Monsieur Lecoq/Partie 1/Chapitre 8

(Tome 1p. 73-84).


VIII


Le jour se levait triste et morne, quand Lecoq et son vieux collègue jugèrent leur information complète.

Il n’y avait plus dans le cabaret un pouce carré qui n’eût été exploré, scrupuleusement examiné, étudié pour ainsi dire à la loupe.

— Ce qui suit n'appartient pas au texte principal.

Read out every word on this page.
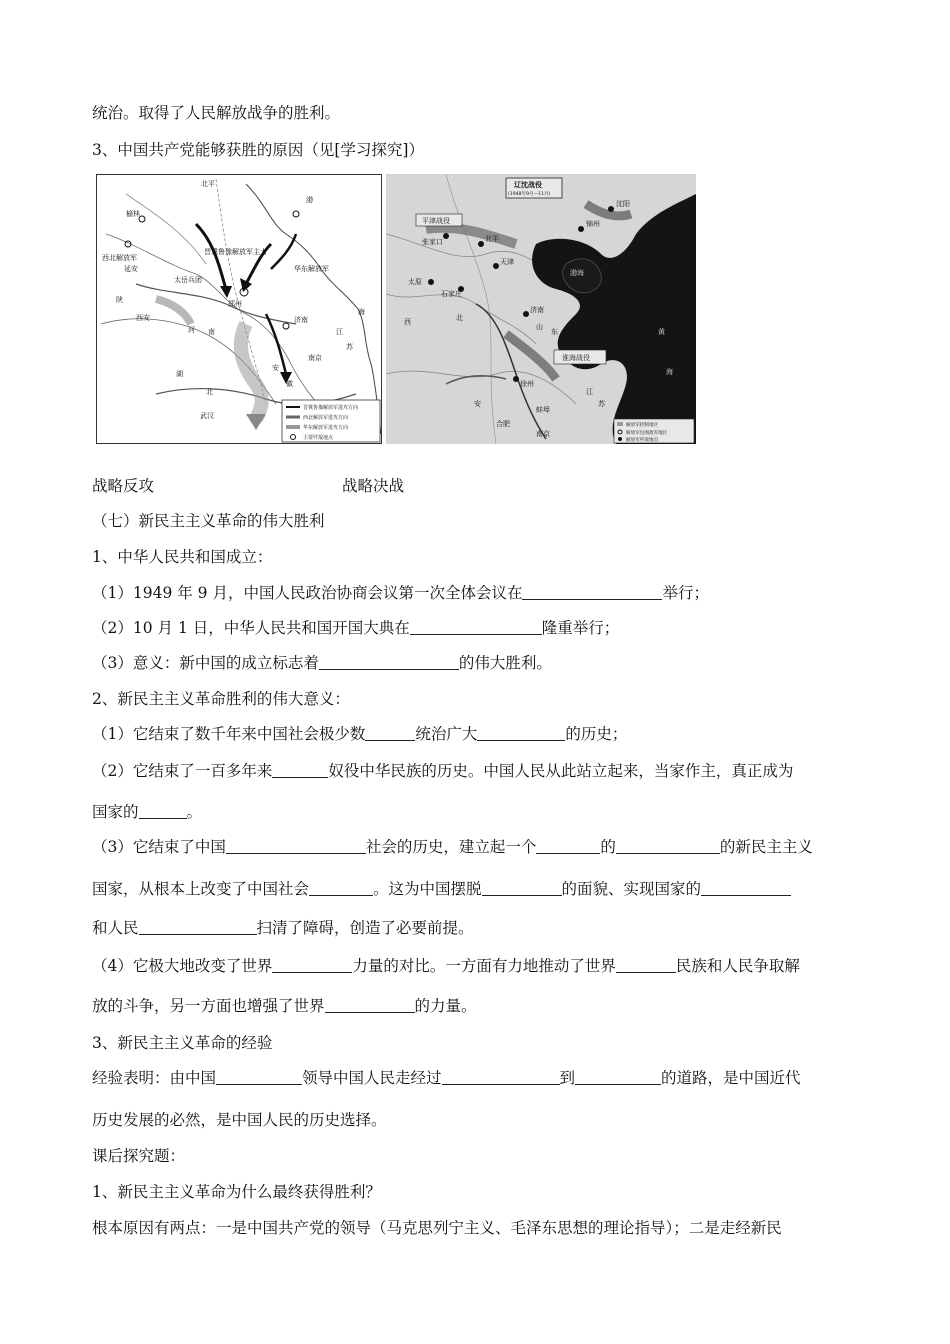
统治。取得了人民解放战争的胜利。
3、中国共产党能够获胜的原因（见[学习探究]）
北平
渤
榆林
西北解放军
延安
太岳兵团
晋冀鲁豫解放军主力
华东解放军
陕
西安
河 南
湖
北
武汉
安
徽
南京
江
苏
海
济南
郑州
晋冀鲁豫解放军进攻方向
西北解放军进攻方向
华东解放军进攻方向
主要歼敌地点
辽沈战役
(1948年9月—11月)
平津战役
淮海战役
沈阳
锦州
张家口	北平
天津
太原
石家庄
渤海
济南
徐州
黄
海
山
东
西	北
江
苏
蚌埠
合肥
南京
安
解放军控制地区
解放军包围敌军地区
解放军歼敌地点
战略反攻	战略决战
（七）新民主主义革命的伟大胜利
1、中华人民共和国成立：
（1）1949 年 9 月，中国人民政治协商会议第一次全体会议在	举行；
（2）10 月 1 日，中华人民共和国开国大典在	隆重举行；
（3）意义：新中国的成立标志着	的伟大胜利。
2、新民主主义革命胜利的伟大意义：
（1）它结束了数千年来中国社会极少数	统治广大	的历史；
（2）它结束了一百多年来	奴役中华民族的历史。中国人民从此站立起来，当家作主，真正成为
国家的	。
（3）它结束了中国	社会的历史，建立起一个	的	的新民主主义
国家，从根本上改变了中国社会	。这为中国摆脱	的面貌、实现国家的
和人民	扫清了障碍，创造了必要前提。
（4）它极大地改变了世界	力量的对比。一方面有力地推动了世界	民族和人民争取解
放的斗争，另一方面也增强了世界	的力量。
3、新民主主义革命的经验
经验表明：由中国	领导中国人民走经过	到	的道路，是中国近代
历史发展的必然，是中国人民的历史选择。
课后探究题：
1、新民主主义革命为什么最终获得胜利？
根本原因有两点：一是中国共产党的领导（马克思列宁主义、毛泽东思想的理论指导）；二是走经新民
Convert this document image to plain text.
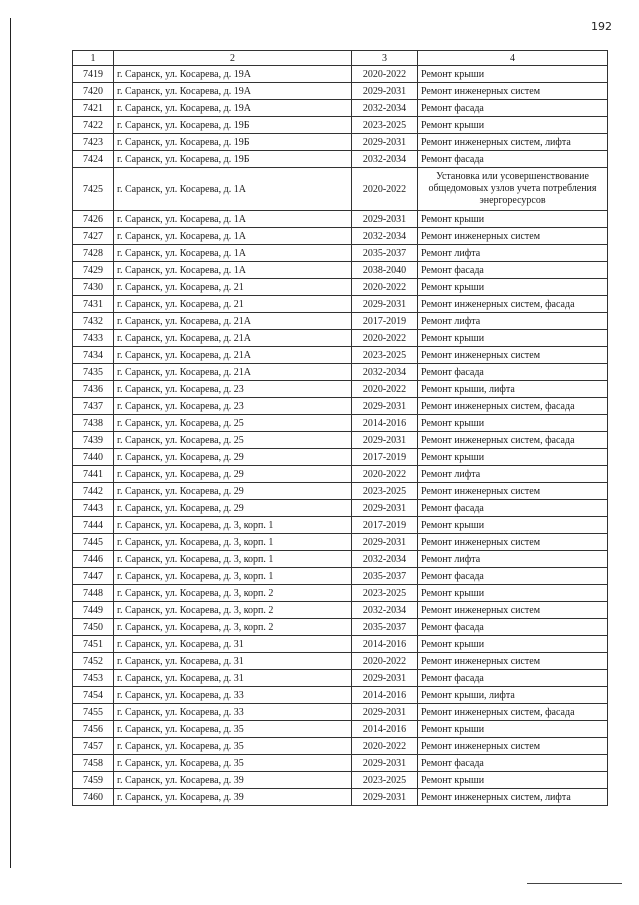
192
1	2	3	4
7419	г. Саранск, ул. Косарева, д. 19А	2020-2022	Ремонт крыши
7420	г. Саранск, ул. Косарева, д. 19А	2029-2031	Ремонт инженерных систем
7421	г. Саранск, ул. Косарева, д. 19А	2032-2034	Ремонт фасада
7422	г. Саранск, ул. Косарева, д. 19Б	2023-2025	Ремонт крыши
7423	г. Саранск, ул. Косарева, д. 19Б	2029-2031	Ремонт инженерных систем, лифта
7424	г. Саранск, ул. Косарева, д. 19Б	2032-2034	Ремонт фасада
7425	г. Саранск, ул. Косарева, д. 1А	2020-2022	Установка или усовершенствование общедомовых узлов учета потребления энергоресурсов
7426	г. Саранск, ул. Косарева, д. 1А	2029-2031	Ремонт крыши
7427	г. Саранск, ул. Косарева, д. 1А	2032-2034	Ремонт инженерных систем
7428	г. Саранск, ул. Косарева, д. 1А	2035-2037	Ремонт лифта
7429	г. Саранск, ул. Косарева, д. 1А	2038-2040	Ремонт фасада
7430	г. Саранск, ул. Косарева, д. 21	2020-2022	Ремонт крыши
7431	г. Саранск, ул. Косарева, д. 21	2029-2031	Ремонт инженерных систем, фасада
7432	г. Саранск, ул. Косарева, д. 21А	2017-2019	Ремонт лифта
7433	г. Саранск, ул. Косарева, д. 21А	2020-2022	Ремонт крыши
7434	г. Саранск, ул. Косарева, д. 21А	2023-2025	Ремонт инженерных систем
7435	г. Саранск, ул. Косарева, д. 21А	2032-2034	Ремонт фасада
7436	г. Саранск, ул. Косарева, д. 23	2020-2022	Ремонт крыши, лифта
7437	г. Саранск, ул. Косарева, д. 23	2029-2031	Ремонт инженерных систем, фасада
7438	г. Саранск, ул. Косарева, д. 25	2014-2016	Ремонт крыши
7439	г. Саранск, ул. Косарева, д. 25	2029-2031	Ремонт инженерных систем, фасада
7440	г. Саранск, ул. Косарева, д. 29	2017-2019	Ремонт крыши
7441	г. Саранск, ул. Косарева, д. 29	2020-2022	Ремонт лифта
7442	г. Саранск, ул. Косарева, д. 29	2023-2025	Ремонт инженерных систем
7443	г. Саранск, ул. Косарева, д. 29	2029-2031	Ремонт фасада
7444	г. Саранск, ул. Косарева, д. 3, корп. 1	2017-2019	Ремонт крыши
7445	г. Саранск, ул. Косарева, д. 3, корп. 1	2029-2031	Ремонт инженерных систем
7446	г. Саранск, ул. Косарева, д. 3, корп. 1	2032-2034	Ремонт лифта
7447	г. Саранск, ул. Косарева, д. 3, корп. 1	2035-2037	Ремонт фасада
7448	г. Саранск, ул. Косарева, д. 3, корп. 2	2023-2025	Ремонт крыши
7449	г. Саранск, ул. Косарева, д. 3, корп. 2	2032-2034	Ремонт инженерных систем
7450	г. Саранск, ул. Косарева, д. 3, корп. 2	2035-2037	Ремонт фасада
7451	г. Саранск, ул. Косарева, д. 31	2014-2016	Ремонт крыши
7452	г. Саранск, ул. Косарева, д. 31	2020-2022	Ремонт инженерных систем
7453	г. Саранск, ул. Косарева, д. 31	2029-2031	Ремонт фасада
7454	г. Саранск, ул. Косарева, д. 33	2014-2016	Ремонт крыши, лифта
7455	г. Саранск, ул. Косарева, д. 33	2029-2031	Ремонт инженерных систем, фасада
7456	г. Саранск, ул. Косарева, д. 35	2014-2016	Ремонт крыши
7457	г. Саранск, ул. Косарева, д. 35	2020-2022	Ремонт инженерных систем
7458	г. Саранск, ул. Косарева, д. 35	2029-2031	Ремонт фасада
7459	г. Саранск, ул. Косарева, д. 39	2023-2025	Ремонт крыши
7460	г. Саранск, ул. Косарева, д. 39	2029-2031	Ремонт инженерных систем, лифта
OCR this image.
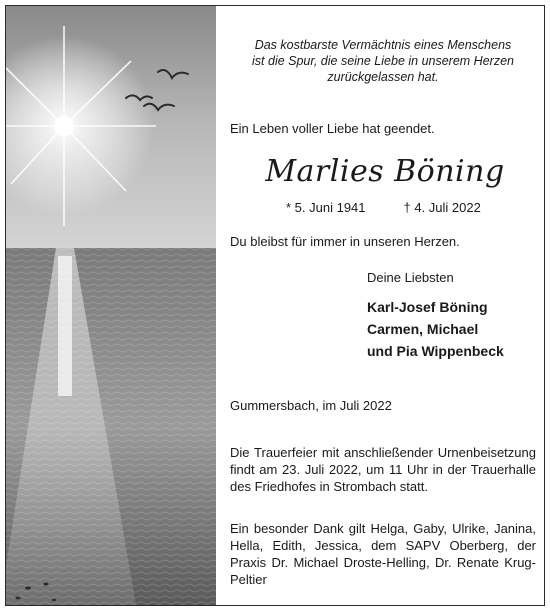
Das kostbarste Vermächtnis eines Menschens
ist die Spur, die seine Liebe in unserem Herzen
zurückgelassen hat.
Ein Leben voller Liebe hat geendet.
Marlies Böning
* 5. Juni 1941	† 4. Juli 2022
Du bleibst für immer in unseren Herzen.
Deine Liebsten
Karl-Josef Böning
Carmen, Michael
und Pia Wippenbeck
Gummersbach, im Juli 2022
Die Trauerfeier mit anschließender Urnenbeisetzung findt am 23. Juli 2022, um 11 Uhr in der Trauerhalle des Friedhofes in Strombach statt.
Ein besonder Dank gilt Helga, Gaby, Ulrike, Janina, Hella, Edith, Jessica, dem SAPV Oberberg, der Praxis Dr. Michael Droste-Helling, Dr. Renate Krug-Peltier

Restait à rédiger le rapport.

Le jeune policier s’assit devant une table et commença par esquisser le plan du théâtre du meurtre, plan dont la légende explicative devait aider singulièrement à l’intelligence

de son récit :
A. — Point d’où la ronde commandée par l’inspecteur du service de la sûreté, Gévrol, entendit les cris des victimes.
xx(La distance de ce point au cabaret dit la Poivrière n’est que de 123 mètres, ce qui donne à supposer que ces cris étaient les premiers, que, par conséquent, le combat commençait seulement.)
B. — Fenêtre fermée par des volets pleins, dont les ouvertures permirent à l’un des agents d’apercevoir la scène de l’intérieur.
C. — Porte enfoncée par l’inspecteur de la sûreté, Gévrol.
D. — Escalier sur lequel était assise, pleurant, la veuve Chupin, arrêtée provisoirement.
xx(C’est sur la troisième marche de cet escalier, que le tablier de la veuve Chupin fut plus tard retrouvé, les poches retournées.)
F. — Cheminée.
H. H. H. — Tables.
xx(Les empreintes d’un saladier et de cinq verres ont été constatées sur celle qui se trouve entre les points F. et B.)
T. — Porte communiquant avec l’arrière-salle du cabaret, devant laquelle le meurtrier armé se tenait debout.
K. — Seconde porte du cabaret, ouvrant sur le jardin, et par où pénétra celui des agents qui eut l’idée de couper la retraite du meurtrier.
L. — Portillon du jardinet, donnant sur les terrains vagues.
M. M. M. — Empreintes de pas sur la neige, relevées par les agents restés à la Poivrière, après le départ de l’inspecteur Gévrol.

Ainsi, dans cette notice explicative, Lecoq n’écrivait pas une seule fois son nom.

En exposant les choses qu’il avait imaginées ou faites, il mettait simplement : « un agent… »

Ce n’était pas modestie, mal calcul. À s’effacer à propos, on gagne un relief plus considérable quand on sort de l’ombre.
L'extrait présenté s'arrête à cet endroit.